A few hours ago, I stood outside of the man’s front door and visualized him sleeping lazily as drool dribbled down his cheek. He had been dead set on taking several long drags of a cigarette right before he shuffled to bed, despite the pack that he had finished smoking two hours earlier. 66-years old, divorced, beat his wife to a pulp in 2023, and a chronic smoker since age 13—like all of the others, this was an easy one to assign.
I wait in anticipation, staring intensely at the computer monitor. Only about thirty people’s blood bars have turned from red to purple. A perfectly healthy person’s bar is red—the color that I dread seeing. Someone with disease or a serious illness has a purple bar.
Among the people whose bars have turned purple are a 46-year-old anorexic woman and a 52-year-old thin, meditative man—both of which I had to outright inject last night under the guise of a bee sting since neither of them would drink anything.
In a matter of a few seconds, another set of 100 bars flash purple. That’s when I know that I’ve done it. In a matter of days, I’ve tracked and assigned to a record amount of people. I’m following in my father’s footsteps as expected–I was taught by the best.
Eager to finish for the day, I type an “A” in the white bar above one of the purple bars. A few selections from the drop down menu appear:
I finish typing “ANEURYSM” quickly and fluidly with fingers like spider legs. I take another look at “Mr. Emphysema”’s blood bar—the sole red one left.

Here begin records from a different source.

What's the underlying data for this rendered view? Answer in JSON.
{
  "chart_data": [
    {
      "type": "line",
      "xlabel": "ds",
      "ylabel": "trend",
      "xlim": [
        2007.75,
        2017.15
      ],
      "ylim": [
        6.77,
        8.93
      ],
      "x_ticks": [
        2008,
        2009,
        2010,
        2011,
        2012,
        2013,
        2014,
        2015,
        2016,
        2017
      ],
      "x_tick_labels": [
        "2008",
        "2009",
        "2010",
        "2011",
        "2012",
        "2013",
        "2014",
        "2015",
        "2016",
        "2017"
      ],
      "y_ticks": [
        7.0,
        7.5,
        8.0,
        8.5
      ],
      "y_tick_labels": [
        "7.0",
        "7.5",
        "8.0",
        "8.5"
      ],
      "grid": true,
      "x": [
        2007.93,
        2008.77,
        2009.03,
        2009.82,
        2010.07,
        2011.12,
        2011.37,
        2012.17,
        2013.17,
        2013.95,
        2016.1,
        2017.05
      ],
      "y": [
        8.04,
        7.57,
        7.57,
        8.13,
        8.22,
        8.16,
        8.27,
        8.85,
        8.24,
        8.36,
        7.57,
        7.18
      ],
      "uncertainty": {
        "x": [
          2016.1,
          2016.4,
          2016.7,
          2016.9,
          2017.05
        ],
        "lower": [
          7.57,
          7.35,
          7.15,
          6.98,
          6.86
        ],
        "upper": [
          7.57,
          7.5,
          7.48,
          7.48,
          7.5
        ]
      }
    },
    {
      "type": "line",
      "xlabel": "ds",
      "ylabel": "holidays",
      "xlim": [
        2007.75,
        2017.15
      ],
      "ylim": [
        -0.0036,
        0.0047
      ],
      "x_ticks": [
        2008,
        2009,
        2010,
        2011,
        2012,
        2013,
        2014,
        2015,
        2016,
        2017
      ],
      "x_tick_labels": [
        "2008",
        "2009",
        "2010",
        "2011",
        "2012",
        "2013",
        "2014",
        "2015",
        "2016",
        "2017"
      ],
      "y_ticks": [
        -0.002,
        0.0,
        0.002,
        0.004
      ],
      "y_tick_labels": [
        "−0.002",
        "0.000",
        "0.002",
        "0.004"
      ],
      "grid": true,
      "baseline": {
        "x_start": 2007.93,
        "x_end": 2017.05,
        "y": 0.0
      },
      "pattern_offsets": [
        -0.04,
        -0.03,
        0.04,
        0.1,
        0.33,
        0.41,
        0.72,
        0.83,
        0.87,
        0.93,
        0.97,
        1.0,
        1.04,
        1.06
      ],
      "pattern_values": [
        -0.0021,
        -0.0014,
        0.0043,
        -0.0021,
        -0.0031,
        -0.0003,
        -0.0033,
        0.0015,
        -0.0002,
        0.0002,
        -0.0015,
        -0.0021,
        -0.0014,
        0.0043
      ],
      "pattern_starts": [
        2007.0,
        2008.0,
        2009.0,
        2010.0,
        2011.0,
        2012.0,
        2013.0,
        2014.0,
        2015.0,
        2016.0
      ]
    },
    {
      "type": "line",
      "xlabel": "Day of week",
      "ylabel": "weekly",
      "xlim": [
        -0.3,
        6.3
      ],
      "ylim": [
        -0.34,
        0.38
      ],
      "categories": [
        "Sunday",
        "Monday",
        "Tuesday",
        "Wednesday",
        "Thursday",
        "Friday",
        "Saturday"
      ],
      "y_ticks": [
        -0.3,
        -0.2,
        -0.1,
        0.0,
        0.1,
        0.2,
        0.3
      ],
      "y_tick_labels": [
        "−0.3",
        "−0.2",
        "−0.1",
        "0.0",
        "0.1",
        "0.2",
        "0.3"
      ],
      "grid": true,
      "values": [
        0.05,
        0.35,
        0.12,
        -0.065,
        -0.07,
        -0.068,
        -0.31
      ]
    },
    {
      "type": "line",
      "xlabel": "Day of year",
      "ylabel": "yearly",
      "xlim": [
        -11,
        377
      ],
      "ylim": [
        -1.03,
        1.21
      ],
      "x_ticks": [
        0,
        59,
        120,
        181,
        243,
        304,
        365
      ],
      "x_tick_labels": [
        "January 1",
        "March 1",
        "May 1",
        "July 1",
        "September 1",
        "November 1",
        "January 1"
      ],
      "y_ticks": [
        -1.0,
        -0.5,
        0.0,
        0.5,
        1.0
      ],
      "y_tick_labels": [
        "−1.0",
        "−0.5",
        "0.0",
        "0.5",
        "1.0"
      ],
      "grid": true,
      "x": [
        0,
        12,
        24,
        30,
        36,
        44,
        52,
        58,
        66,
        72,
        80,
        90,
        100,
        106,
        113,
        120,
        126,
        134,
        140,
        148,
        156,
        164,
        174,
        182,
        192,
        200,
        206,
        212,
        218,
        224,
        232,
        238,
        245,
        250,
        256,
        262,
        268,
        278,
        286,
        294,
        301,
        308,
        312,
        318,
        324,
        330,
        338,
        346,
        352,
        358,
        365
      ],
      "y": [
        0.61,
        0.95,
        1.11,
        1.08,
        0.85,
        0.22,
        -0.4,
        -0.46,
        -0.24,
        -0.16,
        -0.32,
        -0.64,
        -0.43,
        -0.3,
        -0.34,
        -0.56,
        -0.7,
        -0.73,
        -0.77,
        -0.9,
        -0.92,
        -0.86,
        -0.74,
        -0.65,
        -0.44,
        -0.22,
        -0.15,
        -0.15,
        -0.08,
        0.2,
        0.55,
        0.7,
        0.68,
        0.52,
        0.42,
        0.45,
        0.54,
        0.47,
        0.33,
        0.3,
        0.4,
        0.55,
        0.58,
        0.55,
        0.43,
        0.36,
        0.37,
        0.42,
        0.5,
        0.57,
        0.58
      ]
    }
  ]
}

“Come on old man. Drink your morning coffee,” I mumble as I reach for the bottle of water on my computer stand. I’m counting on the fact that he won’t wash the coffee pot out first, else he’ll see the watery, purple liquid that I slipped in there while he slept last night.
I type in the rest of the diagnoses above my assignments’ purple bars: “ANNOREXIA,” “HEART ATTACK,” “ASTHMA ATTACK,” before I hear my phone beep. I blink twice to make sure I’m seeing the message correctly: URGENT.
“Not now, Franco. Not now. Just one away from being done for the day,” I say to myself. But the beep continues and lingers in the air to make sure I can’t ignore it.
If today were Monday—any Monday—Franco’s message wouldn’t have at all alarmed me. But today is Thursday, and much too far away from Monday for Franco to have made a mistake. I am being called in on a special assignment—an honor, particularly since they are usually high-powered people—but they are also an indication that something is seriously wrong, or has the potential of going that route.
Frustrated, I grab my cell phone and head for the door. I glance back at the computer monitor one last time. The last red bar turns purple. I hurry to the computer and type in “EMPHASEMA” above remaining purple bar. I’m finished for the day. The liquid transmitter has entered his body. I watch as a green checkmark appears next to the diagnosis.
“Sweet,” I whisper to no one in particular. I start for the door again with a proud smirk. With any luck, “Mr. Emphysema” and the 139 other assignments for that week should be dead any day now.